The current state of the Dailey Theatre is chaotic, as one would expect a week before opening night. The theater department’s production of Christopher Durang’s “The Marriage of Bette and Boo” brings the black comedy to new dimensions.
“This is a much more visually explosive production,” said director Steven Kent, who has previously directed a Croatian-language version of the play.
The large-scale set is an original concept by theater technical director Alan Tollefson. Three large unfixed projection screens hang from the ceiling upstage, stage right and stage left.
“It’s a long play that requires a lot of looks, different scenes, different places, and also the screens are moving, so it’s not simple,” said lighting designer Carolina Ortiz.
The projection screens will display images and videos that will produce different transitions and moods in between and throughout scenes.
“Every projection screen I’ve ever worked with has been fixed in position, and these move around,” said stage manager and junior theater major Bo Powell. “It’s a new challenge.”
The raked stage built especially for the production is slanted downwards toward the audience.
“A raked stage pushes the audience and cast into a more empathic relationship,” Kent said.
Besides the aesthetics, Kent said he is also excited to see how the audience will react to the heavy topics that are addressed in the play.
“Some of the most horrible things happen in this play, and they’re right next to the funniest things,” he said.
Ortiz decided on the lighting concept after Tollefson made a scaled model of the set.
“Right now, we don’t know how the audience is going to react, and neither the actors, so once the audience comes, it’s a different show,” she said. “(The audience) is the final member of the whole production.”
In the play, one of the title characters, Bette, is portrayed by senior theater and child development major Sarah Rae Jackson who was first introduced to the character in one of her theater classes.
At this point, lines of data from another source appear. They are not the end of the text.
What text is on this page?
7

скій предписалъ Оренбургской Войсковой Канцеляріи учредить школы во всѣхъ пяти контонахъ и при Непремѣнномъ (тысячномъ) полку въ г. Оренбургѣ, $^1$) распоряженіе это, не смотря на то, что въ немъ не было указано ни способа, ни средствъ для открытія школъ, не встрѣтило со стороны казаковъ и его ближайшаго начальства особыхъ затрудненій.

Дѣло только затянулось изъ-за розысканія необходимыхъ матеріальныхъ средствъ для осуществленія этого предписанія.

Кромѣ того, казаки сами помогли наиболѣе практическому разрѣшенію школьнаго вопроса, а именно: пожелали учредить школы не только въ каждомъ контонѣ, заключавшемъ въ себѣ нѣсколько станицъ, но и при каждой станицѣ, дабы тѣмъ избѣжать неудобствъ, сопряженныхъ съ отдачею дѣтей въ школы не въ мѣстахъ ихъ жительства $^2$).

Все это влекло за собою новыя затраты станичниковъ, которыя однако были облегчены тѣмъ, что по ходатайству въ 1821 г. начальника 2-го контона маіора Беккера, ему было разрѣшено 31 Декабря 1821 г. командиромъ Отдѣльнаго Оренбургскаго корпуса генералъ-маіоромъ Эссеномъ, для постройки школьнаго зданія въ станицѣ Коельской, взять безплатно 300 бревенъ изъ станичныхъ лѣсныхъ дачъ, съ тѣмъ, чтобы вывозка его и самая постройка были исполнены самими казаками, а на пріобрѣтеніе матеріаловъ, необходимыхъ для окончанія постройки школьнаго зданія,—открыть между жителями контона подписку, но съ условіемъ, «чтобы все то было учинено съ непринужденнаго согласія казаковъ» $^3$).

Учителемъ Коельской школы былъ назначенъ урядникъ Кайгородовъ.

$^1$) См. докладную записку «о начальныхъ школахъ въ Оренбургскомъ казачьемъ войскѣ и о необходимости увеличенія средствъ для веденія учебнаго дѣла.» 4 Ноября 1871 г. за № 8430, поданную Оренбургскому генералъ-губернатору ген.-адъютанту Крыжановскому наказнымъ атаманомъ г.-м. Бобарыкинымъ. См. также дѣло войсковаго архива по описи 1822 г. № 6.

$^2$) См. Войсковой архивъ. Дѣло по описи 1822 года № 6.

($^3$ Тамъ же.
“I have been pretty obsessed about (Bette) for a couple of years now (since) I was suggested to play this part,” Jackson said. “As scary as it sounds, I think she reminds me a lot of myself, which is not necessarily a good thing, but it’s not necessarily a bad thing either. I think it’s good for me to kind of embrace some of my faults.”
Bette and Boo’s son, Matthew Hudlocke, portrayed by junior theater major Daniel Ramirez, is a scholar who is trying to make sense of the world and really has no one to turn to other than his books.
“This is probably the realest character that I’ve ever had a chance to play,” Ramirez said. “I’m expecting the experience to be pretty cathartic, just like a release of all those emotions that you have no where else to let them go.”
The play follows the lives of Bette and Boo and ventures through their lives together and all of the trials and tribulations that they encounter.
The entire play is told out of chronological order, presenting the characters and the audience with the challenge of keeping up with the many emotions that are acted out throughout the various scenes.
“I’m just excited to be able to go back and forth with my emotions and turn them on and off like a switch,” said senior theater major Jacob Tittl, who portrays Boo.
The cast is entirely made up of University students, including two CAPA students.
“We have really high quality standards of acting in this department,” Kent said. “Better than, frankly, at almost any university. They’re serious theater people.”
“I really like the cast a lot, they’re really fun people to hang out with and to work with,” Tittl said.